The vast majority are people over 70 years old and suffering from cancer. But since 2014, euthanasia has been open to minors. Five minors have been euthanized in 10 years. On site, on this subject, the debates are lively, many doctors assert their conscience clause. And overall, young caregivers are more reluctant to perform euthanasia, notes Michèle Morret-Rauis: “There have been death threats lately, people filing complaints for ‘assassination’… All of this takes a lot of time”, she regrets. Between the lack of time and too much responsibilities, the fear, for her and for Yves de Locht, is to arrive at a time when there will no longer be enough doctors to cope with the demands.

Seeing France take up the issue does not reassure them, however. In any case, these practitioners follow the debates with great attention. Moreover, one point particularly bothered them in the government’s initial project: the notion of vital prognosis undertaken in the short or medium term. It was finally modified in a special committee by “advanced or terminal condition“, which would broaden the range of people eligible for this assistance in dying. Will there be fewer French requests if the text is adopted? That is their wish.

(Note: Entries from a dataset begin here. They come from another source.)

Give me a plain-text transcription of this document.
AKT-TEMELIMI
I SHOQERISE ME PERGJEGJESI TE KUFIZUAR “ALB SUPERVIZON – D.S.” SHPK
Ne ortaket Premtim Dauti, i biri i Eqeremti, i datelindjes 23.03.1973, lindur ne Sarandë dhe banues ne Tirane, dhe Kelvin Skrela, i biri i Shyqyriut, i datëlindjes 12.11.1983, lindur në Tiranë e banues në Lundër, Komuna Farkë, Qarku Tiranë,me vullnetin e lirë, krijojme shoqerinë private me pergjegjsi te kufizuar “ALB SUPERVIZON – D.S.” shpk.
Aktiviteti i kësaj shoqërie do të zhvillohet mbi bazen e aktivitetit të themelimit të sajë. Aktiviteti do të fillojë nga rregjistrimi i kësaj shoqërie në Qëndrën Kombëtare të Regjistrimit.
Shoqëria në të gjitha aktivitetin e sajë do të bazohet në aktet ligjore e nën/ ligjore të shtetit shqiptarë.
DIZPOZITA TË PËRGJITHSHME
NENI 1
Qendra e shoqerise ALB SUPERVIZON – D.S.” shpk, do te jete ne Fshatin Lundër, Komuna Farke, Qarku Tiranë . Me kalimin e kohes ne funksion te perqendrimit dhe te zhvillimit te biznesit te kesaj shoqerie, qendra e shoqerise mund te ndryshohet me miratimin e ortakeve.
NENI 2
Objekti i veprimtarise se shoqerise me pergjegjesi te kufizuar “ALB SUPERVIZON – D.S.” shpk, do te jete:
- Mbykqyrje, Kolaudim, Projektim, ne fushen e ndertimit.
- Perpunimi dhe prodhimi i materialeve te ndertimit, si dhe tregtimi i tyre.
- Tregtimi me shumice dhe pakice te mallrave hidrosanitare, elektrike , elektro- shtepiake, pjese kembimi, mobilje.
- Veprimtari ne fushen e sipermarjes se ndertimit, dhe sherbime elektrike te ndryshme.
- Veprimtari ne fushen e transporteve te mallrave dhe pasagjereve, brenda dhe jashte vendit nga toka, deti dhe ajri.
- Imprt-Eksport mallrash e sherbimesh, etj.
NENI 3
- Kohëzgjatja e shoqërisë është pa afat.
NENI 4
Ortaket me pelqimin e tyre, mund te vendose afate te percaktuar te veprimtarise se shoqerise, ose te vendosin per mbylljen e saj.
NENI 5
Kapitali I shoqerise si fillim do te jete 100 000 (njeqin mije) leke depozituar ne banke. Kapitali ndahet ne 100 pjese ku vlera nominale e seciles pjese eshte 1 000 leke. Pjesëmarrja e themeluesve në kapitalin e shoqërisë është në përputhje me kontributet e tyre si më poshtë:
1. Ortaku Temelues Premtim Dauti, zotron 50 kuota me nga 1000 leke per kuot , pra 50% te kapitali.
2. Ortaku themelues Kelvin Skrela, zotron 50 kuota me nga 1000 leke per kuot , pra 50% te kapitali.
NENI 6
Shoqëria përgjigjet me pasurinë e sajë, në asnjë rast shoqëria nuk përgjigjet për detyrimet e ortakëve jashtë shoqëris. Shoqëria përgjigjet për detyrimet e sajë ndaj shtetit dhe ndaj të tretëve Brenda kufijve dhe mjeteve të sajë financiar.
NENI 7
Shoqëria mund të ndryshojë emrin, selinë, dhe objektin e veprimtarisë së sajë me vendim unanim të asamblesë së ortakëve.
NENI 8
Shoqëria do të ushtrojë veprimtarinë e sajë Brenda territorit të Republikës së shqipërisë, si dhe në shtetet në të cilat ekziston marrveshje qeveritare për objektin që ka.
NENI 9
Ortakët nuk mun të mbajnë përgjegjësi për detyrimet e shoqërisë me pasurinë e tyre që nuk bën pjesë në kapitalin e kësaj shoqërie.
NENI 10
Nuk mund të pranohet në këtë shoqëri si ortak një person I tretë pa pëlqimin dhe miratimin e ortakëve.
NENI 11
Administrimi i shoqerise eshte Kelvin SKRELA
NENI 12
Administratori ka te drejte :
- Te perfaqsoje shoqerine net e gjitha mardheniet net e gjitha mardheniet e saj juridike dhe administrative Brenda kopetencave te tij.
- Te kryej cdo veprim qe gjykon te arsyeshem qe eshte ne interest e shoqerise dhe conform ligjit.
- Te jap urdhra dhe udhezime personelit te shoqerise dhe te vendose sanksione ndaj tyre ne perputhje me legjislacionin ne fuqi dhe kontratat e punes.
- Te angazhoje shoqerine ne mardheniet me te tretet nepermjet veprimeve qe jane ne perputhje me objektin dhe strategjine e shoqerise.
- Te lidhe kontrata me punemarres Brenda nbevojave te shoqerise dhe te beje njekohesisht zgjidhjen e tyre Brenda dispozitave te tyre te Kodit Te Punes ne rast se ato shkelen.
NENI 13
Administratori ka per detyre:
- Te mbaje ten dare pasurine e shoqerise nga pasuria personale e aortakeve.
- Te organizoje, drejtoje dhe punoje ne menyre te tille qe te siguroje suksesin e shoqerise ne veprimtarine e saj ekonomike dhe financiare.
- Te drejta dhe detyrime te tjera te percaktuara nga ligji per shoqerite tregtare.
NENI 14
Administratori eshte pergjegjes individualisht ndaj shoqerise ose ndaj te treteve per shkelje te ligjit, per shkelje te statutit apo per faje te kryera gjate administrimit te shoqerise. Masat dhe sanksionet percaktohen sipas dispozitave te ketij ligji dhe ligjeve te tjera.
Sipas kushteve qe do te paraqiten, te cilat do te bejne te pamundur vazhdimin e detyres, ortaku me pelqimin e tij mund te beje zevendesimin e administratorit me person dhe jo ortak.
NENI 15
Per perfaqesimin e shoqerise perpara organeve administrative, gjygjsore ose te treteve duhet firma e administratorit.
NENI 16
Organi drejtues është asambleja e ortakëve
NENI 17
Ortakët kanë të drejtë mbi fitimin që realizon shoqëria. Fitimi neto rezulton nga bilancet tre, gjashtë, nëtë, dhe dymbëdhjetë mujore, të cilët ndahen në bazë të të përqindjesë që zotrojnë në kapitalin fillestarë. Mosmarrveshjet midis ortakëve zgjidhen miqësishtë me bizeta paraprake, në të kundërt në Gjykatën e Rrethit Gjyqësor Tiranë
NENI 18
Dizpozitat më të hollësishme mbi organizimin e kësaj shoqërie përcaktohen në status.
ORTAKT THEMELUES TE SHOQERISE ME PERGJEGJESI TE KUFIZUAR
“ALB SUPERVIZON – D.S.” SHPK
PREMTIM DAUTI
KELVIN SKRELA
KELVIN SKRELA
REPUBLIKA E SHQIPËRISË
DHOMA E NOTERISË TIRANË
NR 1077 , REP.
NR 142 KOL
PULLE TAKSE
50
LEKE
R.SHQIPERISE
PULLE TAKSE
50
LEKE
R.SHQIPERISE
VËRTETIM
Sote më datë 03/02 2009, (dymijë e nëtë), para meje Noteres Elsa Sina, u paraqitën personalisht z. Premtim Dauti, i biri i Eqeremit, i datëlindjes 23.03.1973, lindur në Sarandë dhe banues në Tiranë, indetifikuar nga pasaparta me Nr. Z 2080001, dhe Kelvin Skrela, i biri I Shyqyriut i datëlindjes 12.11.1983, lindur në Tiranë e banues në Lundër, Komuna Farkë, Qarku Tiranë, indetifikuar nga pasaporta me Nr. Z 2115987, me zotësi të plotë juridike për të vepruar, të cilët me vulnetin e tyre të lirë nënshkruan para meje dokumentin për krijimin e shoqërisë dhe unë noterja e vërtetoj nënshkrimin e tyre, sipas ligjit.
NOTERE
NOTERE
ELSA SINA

France would like to legalize assisted suicide with “euthanasia exception”, in other words, it is up to the patient to administer the lethal substance themselves. Michèle Morret-Rauis warns, she hopes that patients will benefit from injections and not from drinking solutions.

“If they don’t swallow quickly enough in the middle of the bottle, they fall asleep,” she describes, “and then they wake up. So a doctor has to be there to inject them with something, because there may be hiccups.”

Michèle Morret-Rauis

at franceinfo

The French text provides for the presence of a health professional but this will perhaps not prevent certain controversies as in Belgium. Even recently, at the end of last year, the euthanasia of a woman in her thirties did not work. She was finally suffocated with a cushion. An investigation is underway.